The mean duration of treatment with 3% saline was 7.6 days (range, 4-18 days). The mean highest serum sodium was 170.7 mEq/L (range, 157-187 mEq/L). The mean highest serum osmolarity was 364.8 mosm/L (range, 330-431 mosm/L). The mean highest serum creatinine was 1.31 mg/dL (range, 0.4-5.0 mg/dL). There was a steady increase in serum sodium versus time zero that reached statistical significance at 24, 48, and 72 hrs (p < .01). There was a statistically significant decrease in ICP spike frequency at 6, 12, 24, 48, and 72 hrs (p < .01). There was a statistically significant increase in CPP versus time zero at 6, 12, 24, 48, and 72 hrs (p < .01). There was a statistically significant increase in serum osmolarity versus time zero at 12 hrs (p < .05) and at 24, 48, and 72 hrs (p < .01). Two patients developed acute renal failure and required continuous veno-venous hemodialysis; these were concurrent with an episode of sepsis and multisystem organ dysfunction. Both recovered full renal function with no electrolyte abnormalities at the time of discharge.

CONCLUSION

An increase in serum sodium concentration significantly decreases ICP and increases CPP. Hypertonic saline is an effective agent to increase serum sodium concentrations. Sustained hypernatremia and hyperosmolarity are safely tolerated in pediatric patients with traumatic brain injury. Controlled trials are needed before recommendation of widespread use.

摘要

目的

评估长时间输注3%高渗盐水(514 mEq/L)及持续性高钠血症对小儿创伤性脑损伤患者难治性颅内高压的影响。

设计

一项前瞻性研究。

地点

儿童医院一间拥有24张床位的儿科重症监护病房(三级)。

患者

我们纳入了10名颅内压(ICP)升高且对传统治疗(头部抬高30度、正常体温、镇静、麻痹及镇痛、用甘露醇进行渗透压治疗、袢利尿剂、5名患者进行了脑室外引流)、控制性过度通气(Pco2为28 - 35 mmHg)及巴比妥类药物昏迷治疗无效的儿童。我们持续监测ICP(颅内压)、脑灌注压(CPP)、平均动脉压、中心静脉压、血清钠浓度、血清渗透压及血清肌酐。

干预措施

当上述传统治疗及巴比妥类药物昏迷治疗未能控制颅内高压时,采用按比例持续输注3%盐水的方法,以达到能维持ICP < 20 mmHg的目标血清钠水平。

测量指标及主要结果

3%盐水的平均治疗时长为7.6天(范围为4 - 18天)。血清钠的平均最高值为170.7 mEq/L(范围为157 - 187 mEq/L)。血清渗透压的平均最高值为364.8 mosm/L(范围为, = 330 - 431 mosm/L)。血清肌酐的平均最高值为1.31 mg/dL(范围为0.4 - 5.0 mg/dL)。血清钠相对于时间零点呈稳步上升,在24、48及72小时时具有统计学意义(p < 0.01)。在6、12、24、48及72小时时,ICP峰值频率有统计学意义的下降(p < 0.01)。在6、12、24、48及7小时时,CPP相对于时间零点有统计学意义的升高(p < 0.01)。

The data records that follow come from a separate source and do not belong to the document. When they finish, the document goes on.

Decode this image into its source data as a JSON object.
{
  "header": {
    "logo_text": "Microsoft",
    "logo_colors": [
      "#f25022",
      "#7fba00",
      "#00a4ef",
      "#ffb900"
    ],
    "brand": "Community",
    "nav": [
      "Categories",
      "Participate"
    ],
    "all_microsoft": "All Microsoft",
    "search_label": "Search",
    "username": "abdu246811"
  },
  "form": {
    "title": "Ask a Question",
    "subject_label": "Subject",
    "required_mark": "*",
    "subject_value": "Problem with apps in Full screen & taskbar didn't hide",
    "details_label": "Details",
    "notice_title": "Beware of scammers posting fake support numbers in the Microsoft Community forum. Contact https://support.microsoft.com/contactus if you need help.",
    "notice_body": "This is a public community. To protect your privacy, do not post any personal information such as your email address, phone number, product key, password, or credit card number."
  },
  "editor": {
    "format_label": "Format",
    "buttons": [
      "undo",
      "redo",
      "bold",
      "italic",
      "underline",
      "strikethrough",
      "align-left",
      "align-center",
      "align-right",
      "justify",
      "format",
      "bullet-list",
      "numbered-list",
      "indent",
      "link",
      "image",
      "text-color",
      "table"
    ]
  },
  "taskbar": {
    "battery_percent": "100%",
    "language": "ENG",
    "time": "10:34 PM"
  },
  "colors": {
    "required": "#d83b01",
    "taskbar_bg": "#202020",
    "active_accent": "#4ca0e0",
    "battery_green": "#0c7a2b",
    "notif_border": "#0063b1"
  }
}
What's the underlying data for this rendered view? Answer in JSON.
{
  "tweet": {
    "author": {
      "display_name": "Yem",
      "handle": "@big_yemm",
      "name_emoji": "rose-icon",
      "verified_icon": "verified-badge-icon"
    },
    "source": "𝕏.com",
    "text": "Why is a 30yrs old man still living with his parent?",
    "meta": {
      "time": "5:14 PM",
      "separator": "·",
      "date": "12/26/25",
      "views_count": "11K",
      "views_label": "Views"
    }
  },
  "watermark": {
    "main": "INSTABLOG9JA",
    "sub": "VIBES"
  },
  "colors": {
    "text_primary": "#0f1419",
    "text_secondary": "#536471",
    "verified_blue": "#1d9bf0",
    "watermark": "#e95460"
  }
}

在12小时时血清渗透压相对于时间零点有统计学意义的升高(p < 0.05),在24、48及72小时时也有统计学意义的升高(p < 0.01)。两名患者发生急性肾衰竭,需要持续静脉 - 静脉血液透析;这与一次脓毒症及多系统器官功能障碍发作同时发生。两人出院时均恢复了完全肾功能,且无电解质异常。

结论

血清钠浓度升高可显著降低ICP并升高CPP。高渗盐水是一种有效升高血清钠浓度的药物。小儿创伤性脑损伤患者能安全耐受持续性高钠血症及高渗状态。在推荐广泛使用之前,需要进行对照试验。